Structure of Time/Unknown Container/1978

In the fourth edition of a well-known harmony text-book, two of the very first examples from the classical repertoire deserve attention and we will examine both of them. They are side by side in the book, both used as examples of Triads in Root position. Both present interesting Bar-line anomalies and we felt they were both worthy of inclusion in this page.

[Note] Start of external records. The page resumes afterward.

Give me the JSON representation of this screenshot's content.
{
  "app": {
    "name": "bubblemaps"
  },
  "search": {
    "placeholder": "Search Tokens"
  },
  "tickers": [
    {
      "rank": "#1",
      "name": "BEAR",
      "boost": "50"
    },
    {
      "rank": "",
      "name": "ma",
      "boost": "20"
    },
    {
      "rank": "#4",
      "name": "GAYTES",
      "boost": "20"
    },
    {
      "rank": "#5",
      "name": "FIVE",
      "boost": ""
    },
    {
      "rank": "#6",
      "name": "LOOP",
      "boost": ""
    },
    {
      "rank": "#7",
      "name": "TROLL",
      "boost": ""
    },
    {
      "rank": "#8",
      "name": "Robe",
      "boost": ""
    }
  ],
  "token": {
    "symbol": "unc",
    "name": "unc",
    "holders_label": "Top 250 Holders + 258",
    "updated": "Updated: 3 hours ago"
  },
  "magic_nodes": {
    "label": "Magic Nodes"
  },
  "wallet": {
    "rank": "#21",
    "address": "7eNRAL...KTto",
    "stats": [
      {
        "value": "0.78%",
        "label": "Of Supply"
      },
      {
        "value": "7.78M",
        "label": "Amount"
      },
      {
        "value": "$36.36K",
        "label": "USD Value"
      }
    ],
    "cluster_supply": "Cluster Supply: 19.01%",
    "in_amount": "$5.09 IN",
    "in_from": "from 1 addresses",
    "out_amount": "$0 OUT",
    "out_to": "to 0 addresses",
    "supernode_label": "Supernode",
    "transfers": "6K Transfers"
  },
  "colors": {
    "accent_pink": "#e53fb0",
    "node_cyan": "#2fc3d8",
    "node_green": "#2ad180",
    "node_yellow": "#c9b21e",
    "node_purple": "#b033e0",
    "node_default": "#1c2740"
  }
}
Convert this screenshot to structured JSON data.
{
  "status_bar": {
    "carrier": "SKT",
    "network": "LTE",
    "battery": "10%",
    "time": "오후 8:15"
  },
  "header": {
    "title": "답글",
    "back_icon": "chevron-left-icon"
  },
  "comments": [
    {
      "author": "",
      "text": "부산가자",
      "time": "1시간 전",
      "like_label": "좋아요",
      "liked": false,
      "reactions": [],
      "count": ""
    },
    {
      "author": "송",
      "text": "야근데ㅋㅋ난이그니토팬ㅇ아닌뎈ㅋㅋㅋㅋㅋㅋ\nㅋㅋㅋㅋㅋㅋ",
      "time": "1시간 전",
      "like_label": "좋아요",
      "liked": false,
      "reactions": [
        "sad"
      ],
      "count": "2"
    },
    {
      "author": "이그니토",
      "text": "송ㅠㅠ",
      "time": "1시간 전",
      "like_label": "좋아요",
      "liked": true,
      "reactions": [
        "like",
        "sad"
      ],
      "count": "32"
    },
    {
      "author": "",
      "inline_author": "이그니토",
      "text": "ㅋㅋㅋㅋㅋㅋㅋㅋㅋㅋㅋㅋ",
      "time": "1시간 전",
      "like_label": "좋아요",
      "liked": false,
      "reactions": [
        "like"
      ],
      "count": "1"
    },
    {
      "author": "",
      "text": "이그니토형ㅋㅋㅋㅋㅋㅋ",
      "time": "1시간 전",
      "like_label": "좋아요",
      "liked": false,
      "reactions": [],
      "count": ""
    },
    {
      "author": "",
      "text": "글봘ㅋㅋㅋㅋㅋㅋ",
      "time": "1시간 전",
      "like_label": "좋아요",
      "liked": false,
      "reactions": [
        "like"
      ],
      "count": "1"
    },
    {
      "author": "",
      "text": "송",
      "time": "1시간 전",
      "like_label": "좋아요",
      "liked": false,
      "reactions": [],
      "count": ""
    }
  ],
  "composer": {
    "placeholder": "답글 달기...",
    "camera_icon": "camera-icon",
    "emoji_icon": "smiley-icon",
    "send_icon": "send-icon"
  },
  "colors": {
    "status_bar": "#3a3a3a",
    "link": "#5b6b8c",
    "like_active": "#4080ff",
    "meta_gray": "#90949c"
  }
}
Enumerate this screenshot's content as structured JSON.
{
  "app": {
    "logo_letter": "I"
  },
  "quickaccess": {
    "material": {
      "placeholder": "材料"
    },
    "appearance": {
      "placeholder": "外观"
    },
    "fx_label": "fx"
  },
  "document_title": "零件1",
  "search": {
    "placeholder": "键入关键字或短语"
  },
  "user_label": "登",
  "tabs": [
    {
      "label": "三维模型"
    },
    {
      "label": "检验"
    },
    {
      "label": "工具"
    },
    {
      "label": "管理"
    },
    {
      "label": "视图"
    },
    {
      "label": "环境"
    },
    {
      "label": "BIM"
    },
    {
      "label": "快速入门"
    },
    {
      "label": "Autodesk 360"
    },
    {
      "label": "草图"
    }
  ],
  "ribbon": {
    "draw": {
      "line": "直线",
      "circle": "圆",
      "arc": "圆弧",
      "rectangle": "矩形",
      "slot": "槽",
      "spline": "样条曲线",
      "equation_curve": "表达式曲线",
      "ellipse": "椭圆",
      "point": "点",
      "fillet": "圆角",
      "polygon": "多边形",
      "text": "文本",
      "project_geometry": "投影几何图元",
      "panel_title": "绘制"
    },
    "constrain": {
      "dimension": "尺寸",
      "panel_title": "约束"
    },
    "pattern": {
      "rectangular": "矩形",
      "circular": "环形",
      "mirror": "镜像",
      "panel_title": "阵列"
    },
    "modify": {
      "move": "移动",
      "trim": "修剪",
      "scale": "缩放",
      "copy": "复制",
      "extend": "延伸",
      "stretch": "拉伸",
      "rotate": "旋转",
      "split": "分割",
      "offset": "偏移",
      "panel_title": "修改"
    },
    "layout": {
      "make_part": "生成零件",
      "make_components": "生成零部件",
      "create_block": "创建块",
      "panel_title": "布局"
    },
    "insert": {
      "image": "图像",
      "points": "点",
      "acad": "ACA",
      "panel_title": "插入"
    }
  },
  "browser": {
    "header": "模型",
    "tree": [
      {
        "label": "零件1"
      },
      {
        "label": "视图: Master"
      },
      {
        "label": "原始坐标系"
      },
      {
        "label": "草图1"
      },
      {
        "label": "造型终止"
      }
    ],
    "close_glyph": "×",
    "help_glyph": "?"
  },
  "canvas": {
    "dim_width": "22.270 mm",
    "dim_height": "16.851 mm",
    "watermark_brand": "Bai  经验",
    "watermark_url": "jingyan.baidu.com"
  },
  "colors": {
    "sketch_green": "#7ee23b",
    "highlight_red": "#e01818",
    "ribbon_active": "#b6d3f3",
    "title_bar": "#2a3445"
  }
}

CHOPIN, Nocturne Op. 37, No. 1

The Problem


Each group of four Quarter notes is placed on Beats 1-2-3-4, in Rebound Association,
          rather than on Beats 2-3-4-1, in Pick-up Association.
     This continues unchanged for the four bars of the example,
          with the final DOMINANT / TONIC cadence (V7-I) ending on beat 4 rather than on beat 1.
This is not the only Chopin piece to be written this way -
     The Prelude in C minor, Op.28 No. 2, also has all the Bar-lines placed in Rebound Association.

The Solution

By singing this piece with the footsies, one immediately sees that, at the smallest level (with the feet beating every Quarter note), starting on the R(ight) foot makes one end on the L(eft) foot and that one must start on L to end on R. At the next larger level, by leaving a 1-note Pick-up and starting on L again, we also end on R. We are already at Level +1 and know how to place both single and double Bar-lines (in this case, single for Level 0, and double for Level +1). The double Bar-lines (" // ") will be placed one Quarter note sooner than they are in the original version.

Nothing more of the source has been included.